72   Chapter Two

                              2.12.  Explain what is meant by the ascending and descending nodes. In what
                              units would these be measured, and in general, would you expect them to change
                              with time?
                              2.13.  Explain what is meant by (a) line of apsides and (b) line of nodes. Is it
                              possible for these two lines to be coincident?

                              2.14.  With the aid of a neat sketch, explain what is meant by each of the
                              angles: inclination; argument of perigee; right ascension of the ascending node.
                              Which of these angles would you expect, in general, to change with time?

                              2.15. The inclination of an orbit is 67°. What is the greatest latitude, north and
                              south, reached by the subsatellite point? Is this orbit retrograde or prograde?
                              2.16.  Describe briefly the main effects of the earth’s equatorial bulge on a
                              satellite orbit. Given that a satellite is in a circular equatorial orbit for which
                              the semimajor axis is equal to 42,165 km, calculate (a) the mean motion, (b) the
                              rate of regression of the nodes, and (c) the rate of rotation of argument of perigee.
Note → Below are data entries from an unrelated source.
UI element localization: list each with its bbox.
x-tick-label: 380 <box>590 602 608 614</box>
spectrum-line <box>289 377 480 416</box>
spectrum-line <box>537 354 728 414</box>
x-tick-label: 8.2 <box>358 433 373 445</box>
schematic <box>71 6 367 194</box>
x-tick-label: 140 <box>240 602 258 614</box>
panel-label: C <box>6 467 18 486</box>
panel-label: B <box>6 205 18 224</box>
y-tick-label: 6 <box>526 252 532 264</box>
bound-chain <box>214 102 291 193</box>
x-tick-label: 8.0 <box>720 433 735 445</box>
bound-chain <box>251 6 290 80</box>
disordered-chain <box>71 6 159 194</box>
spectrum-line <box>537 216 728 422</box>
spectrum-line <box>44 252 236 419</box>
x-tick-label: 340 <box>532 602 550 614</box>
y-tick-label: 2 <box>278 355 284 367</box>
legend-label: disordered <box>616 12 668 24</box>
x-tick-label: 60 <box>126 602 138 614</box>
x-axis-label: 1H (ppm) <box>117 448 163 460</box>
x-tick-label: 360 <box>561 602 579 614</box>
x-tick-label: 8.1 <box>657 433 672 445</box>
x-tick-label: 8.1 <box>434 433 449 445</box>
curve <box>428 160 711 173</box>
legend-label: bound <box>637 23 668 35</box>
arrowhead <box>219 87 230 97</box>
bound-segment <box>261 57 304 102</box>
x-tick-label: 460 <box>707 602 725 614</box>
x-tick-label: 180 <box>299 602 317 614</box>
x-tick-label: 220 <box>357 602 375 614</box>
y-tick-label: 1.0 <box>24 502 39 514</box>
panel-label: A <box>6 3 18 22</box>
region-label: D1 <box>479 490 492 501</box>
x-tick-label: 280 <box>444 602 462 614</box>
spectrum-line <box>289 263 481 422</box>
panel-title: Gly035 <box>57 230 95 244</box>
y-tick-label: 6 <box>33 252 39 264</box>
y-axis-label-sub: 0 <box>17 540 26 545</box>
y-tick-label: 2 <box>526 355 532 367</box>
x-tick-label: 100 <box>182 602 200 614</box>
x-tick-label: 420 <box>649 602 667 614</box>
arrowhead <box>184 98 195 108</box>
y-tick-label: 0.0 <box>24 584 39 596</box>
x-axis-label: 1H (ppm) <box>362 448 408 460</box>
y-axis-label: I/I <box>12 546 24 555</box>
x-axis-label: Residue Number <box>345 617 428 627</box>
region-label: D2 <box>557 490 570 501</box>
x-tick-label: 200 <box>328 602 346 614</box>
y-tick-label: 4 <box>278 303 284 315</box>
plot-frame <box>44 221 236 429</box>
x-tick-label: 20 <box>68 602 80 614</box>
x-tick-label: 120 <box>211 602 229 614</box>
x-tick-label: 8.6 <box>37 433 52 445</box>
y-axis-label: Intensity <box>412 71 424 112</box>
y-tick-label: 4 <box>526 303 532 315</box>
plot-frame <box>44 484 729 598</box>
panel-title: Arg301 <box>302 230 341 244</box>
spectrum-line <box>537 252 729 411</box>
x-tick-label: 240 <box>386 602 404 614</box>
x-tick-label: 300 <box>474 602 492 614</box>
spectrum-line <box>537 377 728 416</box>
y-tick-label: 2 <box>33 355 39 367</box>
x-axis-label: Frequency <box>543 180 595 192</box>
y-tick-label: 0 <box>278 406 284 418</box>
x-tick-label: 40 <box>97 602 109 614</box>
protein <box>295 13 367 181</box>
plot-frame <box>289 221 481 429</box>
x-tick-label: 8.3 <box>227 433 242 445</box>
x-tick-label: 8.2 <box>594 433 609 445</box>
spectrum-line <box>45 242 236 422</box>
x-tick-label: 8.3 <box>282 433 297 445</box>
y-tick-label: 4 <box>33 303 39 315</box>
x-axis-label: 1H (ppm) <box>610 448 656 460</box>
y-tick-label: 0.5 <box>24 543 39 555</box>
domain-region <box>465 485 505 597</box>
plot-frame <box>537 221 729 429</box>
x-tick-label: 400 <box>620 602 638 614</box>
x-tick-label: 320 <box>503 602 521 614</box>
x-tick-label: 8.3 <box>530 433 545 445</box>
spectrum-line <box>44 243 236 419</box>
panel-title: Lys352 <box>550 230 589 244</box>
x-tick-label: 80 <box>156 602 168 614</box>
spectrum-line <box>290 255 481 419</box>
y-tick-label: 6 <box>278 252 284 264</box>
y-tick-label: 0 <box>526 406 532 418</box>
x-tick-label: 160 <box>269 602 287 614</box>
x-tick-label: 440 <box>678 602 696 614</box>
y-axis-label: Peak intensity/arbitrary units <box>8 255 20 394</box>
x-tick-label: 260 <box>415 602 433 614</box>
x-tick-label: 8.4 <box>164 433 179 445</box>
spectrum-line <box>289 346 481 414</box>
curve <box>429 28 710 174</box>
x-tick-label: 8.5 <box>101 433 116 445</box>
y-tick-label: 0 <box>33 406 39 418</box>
                              2.17.  A satellite in polar orbit has a perigee height of 600 km and an apogee
                              height of 1200 km. Calculate (a) the mean motion, (b) the rate of regression of
                              the nodes, and (c) the rate of rotation of the line of apsides. The mean radius of
                              the earth may be assumed equal to 6371 km.

                              2.18. What is the fundamental unit of universal coordinated time? Express the
                              following times in (a) days and (b) degrees: 0 h, 5 min, 24 s; 6 h, 35 min, 20 s;
                              your present time.

                              2.19.  Determine the Julian days for the following dates and times: midnight
                              March 10, 1999; noon, February 23, 2000; 16:30 h, March 1, 2003; 3  P.M.,
                              July 4, 2010.

                              2.20. Find, for the times and dates given in Prob. 2.19, (a) T  in Julian centuries
                              and (b) the corresponding GST in degrees.

                              2.21.  Find the month, day, and UT for the following epochs: (a) day 3.00, year
                              1999; (b) day 186.125, year 2000; (c) day 300.12157650, year 2001; (d) day
                              3.29441845, year 2004; (e) day 31.1015, year 2010.

                              2.22.  Find the GST corresponding to the epochs given in Prob. 2.21.
                              2.23. The Molnya 3-(25) satellite has the following parameters specified: perigee
                              height 462 km; apogee height 40,850 km; period 736 min; inclination 62.8°.
                              Using an average value of 6371 km for the earth’s radius, calculate (a) the
                              semimajor axis and (b) the eccentricity. (c) Calculate the nominal mean motion
                              n 0 . (d) Calculate the mean motion. (e) Using the calculated value for a, calculate
                              the anomalistic period and compare with the specified value. Calculate (f ) the
                              rate of regression of the nodes, and (g) the rate of rotation of the line of apsides.